The model and validation horizon together exceeded the safe continuation budget. Once that was corrected to a 2016-token prefix, the fidelity gap disappeared. The migrated target and baseline target matched exactly.

That distinction matters. It is the difference between a defective state migration mechanism and a test harness asking the model to continue beyond a valid budget. Good infrastructure research depends on finding that line and documenting it honestly.

Why This Matters

Live state portability changes how I can think about AI systems.

A long-running agent should be able to move from a laptop to a cloud GPU when work becomes heavy. It should be able to move back when cost matters. It should be able to survive host failure, shift between specialised accelerators, or pause and resume without losing the expensive intermediate state that gives it continuity.

This is not just an optimisation. It is a step towards treating AI agents as durable computational processes rather than disposable prompt invocations.

Alan Kay famously said, “The best way to predict the future is to invent it.” For AI agents, I think part of that future is clear: the agent’s state should become more important than the box currently executing it.

What It Is Not Yet

PermeantOS is a research preview, not a finished distributed operating system for agents. The current evidence is deliberately narrow and specific: one model family, one MLX source path, one vLLM target path, and a short exact-match continuation horizon.

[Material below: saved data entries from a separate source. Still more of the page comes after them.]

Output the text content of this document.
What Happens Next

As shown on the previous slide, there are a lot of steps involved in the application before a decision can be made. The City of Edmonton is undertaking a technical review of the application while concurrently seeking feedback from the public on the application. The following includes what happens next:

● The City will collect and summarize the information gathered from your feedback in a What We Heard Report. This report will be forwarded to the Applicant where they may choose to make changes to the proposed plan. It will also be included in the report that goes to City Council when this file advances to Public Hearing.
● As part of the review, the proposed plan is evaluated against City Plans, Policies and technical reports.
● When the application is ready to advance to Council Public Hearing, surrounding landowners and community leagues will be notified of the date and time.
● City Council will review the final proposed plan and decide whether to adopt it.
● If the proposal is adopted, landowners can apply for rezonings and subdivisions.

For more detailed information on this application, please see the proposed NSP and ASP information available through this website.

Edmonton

There are also pragmatic constraints. Some runtime integrations depend on internal behaviour. Python adapters remain necessary where the underlying ML runtimes are Python-native. Broader model coverage, longer validation horizons, stress testing, and cleaner upstream runtime APIs are all still needed.

That honesty is important. The result is significant because it is real, not because it is complete.

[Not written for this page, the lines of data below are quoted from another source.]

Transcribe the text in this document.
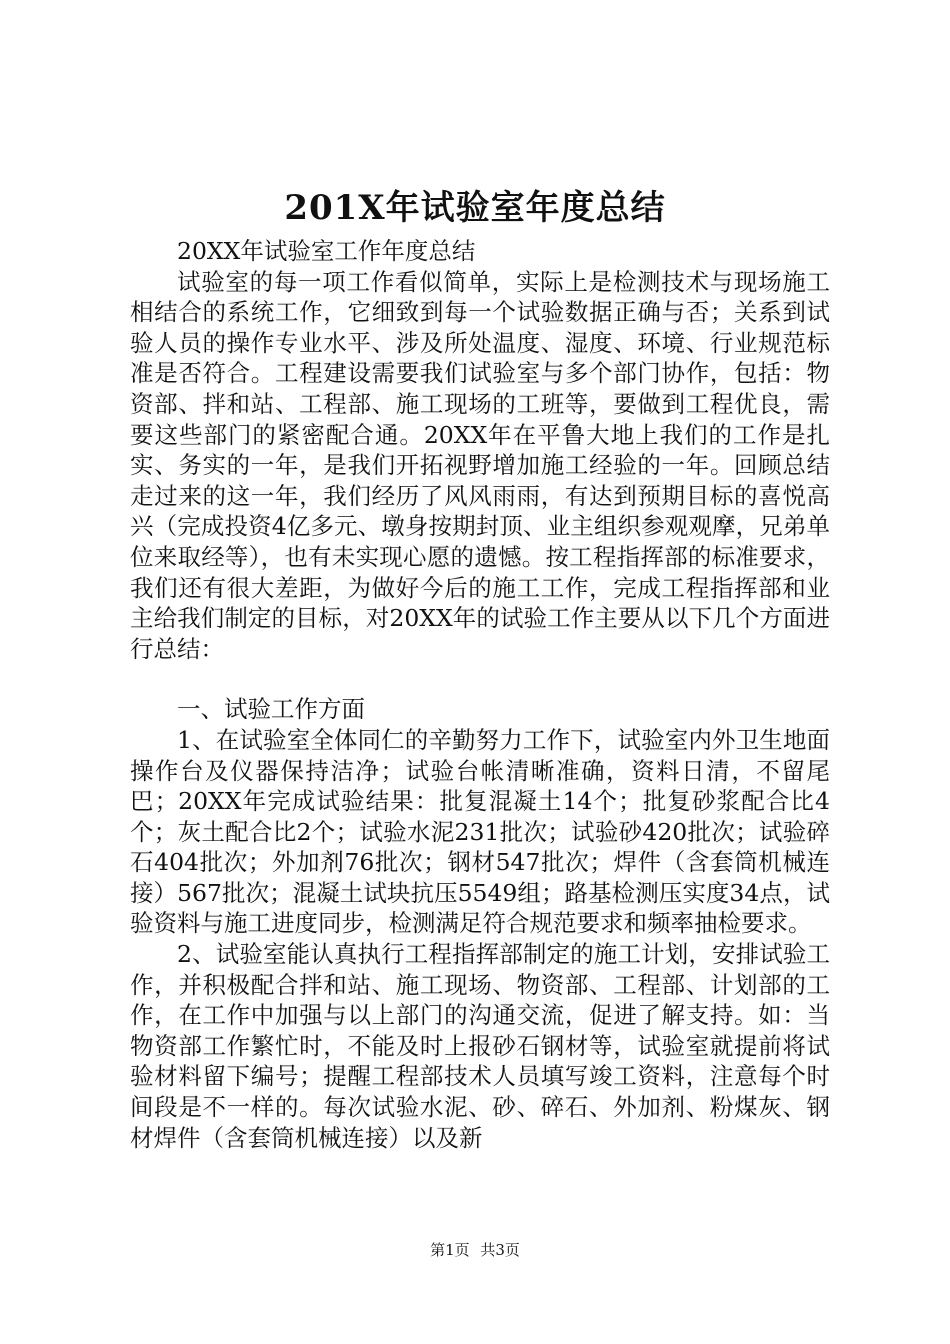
201X年试验室年度总结

20XX年试验室工作年度总结

试验室的每一项工作看似简单，实际上是检测技术与现场施工相结合的系统工作，它细致到每一个试验数据正确与否；关系到试验人员的操作专业水平、涉及所处温度、湿度、环境、行业规范标准是否符合。工程建设需要我们试验室与多个部门协作，包括：物资部、拌和站、工程部、施工现场的工班等，要做到工程优良，需要这些部门的紧密配合通。20XX年在平鲁大地上我们的工作是扎实、务实的一年，是我们开拓视野增加施工经验的一年。回顾总结走过来的这一年，我们经历了风风雨雨，有达到预期目标的喜悦高兴（完成投资4亿多元、墩身按期封顶、业主组织参观观摩，兄弟单位来取经等），也有未实现心愿的遗憾。按工程指挥部的标准要求，我们还有很大差距，为做好今后的施工工作，完成工程指挥部和业主给我们制定的目标，对20XX年的试验工作主要从以下几个方面进行总结：

一、试验工作方面

1、在试验室全体同仁的辛勤努力工作下，试验室内外卫生地面操作台及仪器保持洁净；试验台帐清晰准确，资料日清，不留尾巴；20XX年完成试验结果：批复混凝土14个；批复砂浆配合比4个；灰土配合比2个；试验水泥231批次；试验砂420批次；试验碎石404批次；外加剂76批次；钢材547批次；焊件（含套筒机械连接）567批次；混凝土试块抗压5549组；路基检测压实度34点，试验资料与施工进度同步，检测满足符合规范要求和频率抽检要求。

2、试验室能认真执行工程指挥部制定的施工计划，安排试验工作，并积极配合拌和站、施工现场、物资部、工程部、计划部的工作，在工作中加强与以上部门的沟通交流，促进了解支持。如：当物资部工作繁忙时，不能及时上报砂石钢材等，试验室就提前将试验材料留下编号；提醒工程部技术人员填写竣工资料，注意每个时间段是不一样的。每次试验水泥、砂、碎石、外加剂、粉煤灰、钢材焊件（含套筒机械连接）以及新

第1页 共3页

The Road Ahead: Agent Memory Graph Migration

KV cache portability is the first layer. The larger ambition is full Agent Memory Graph migration.

That means capturing not just attention state, but the graph of continuity around the agent: conversation turns, tool calls, tool results, generated artefacts, retrieval memory, pending actions, provenance, token spans, unresolved loops, and policy state. In that world, USXF becomes part of a richer migration package where the KV cache is linked to the agent’s semantic and operational memory.

The result would be closer to process migration for AI agents: not just moving computation, but preserving identity, context, and intent.

Why I Open-Sourced It Now

I decided to release PermeantOS early because this problem should be worked on in the open. Runtime portability, state fidelity, and agent continuity are too important to become locked behind vendor-specific assumptions.

PermeantOS is small, imperfect, and early. It is also concrete. There is a working evidence trail, an arXiv-ready paper, benchmark documentation, migration manifests, and a public roadmap. That feels like the right foundation for a serious open-source conversation.

If you are building agent infrastructure, inference runtimes, memory systems, or distributed AI products, I would love you to explore it, criticise it, and help shape the next layer.

The models will keep changing. The machines will keep changing. The agents I build should be able to endure beyond both.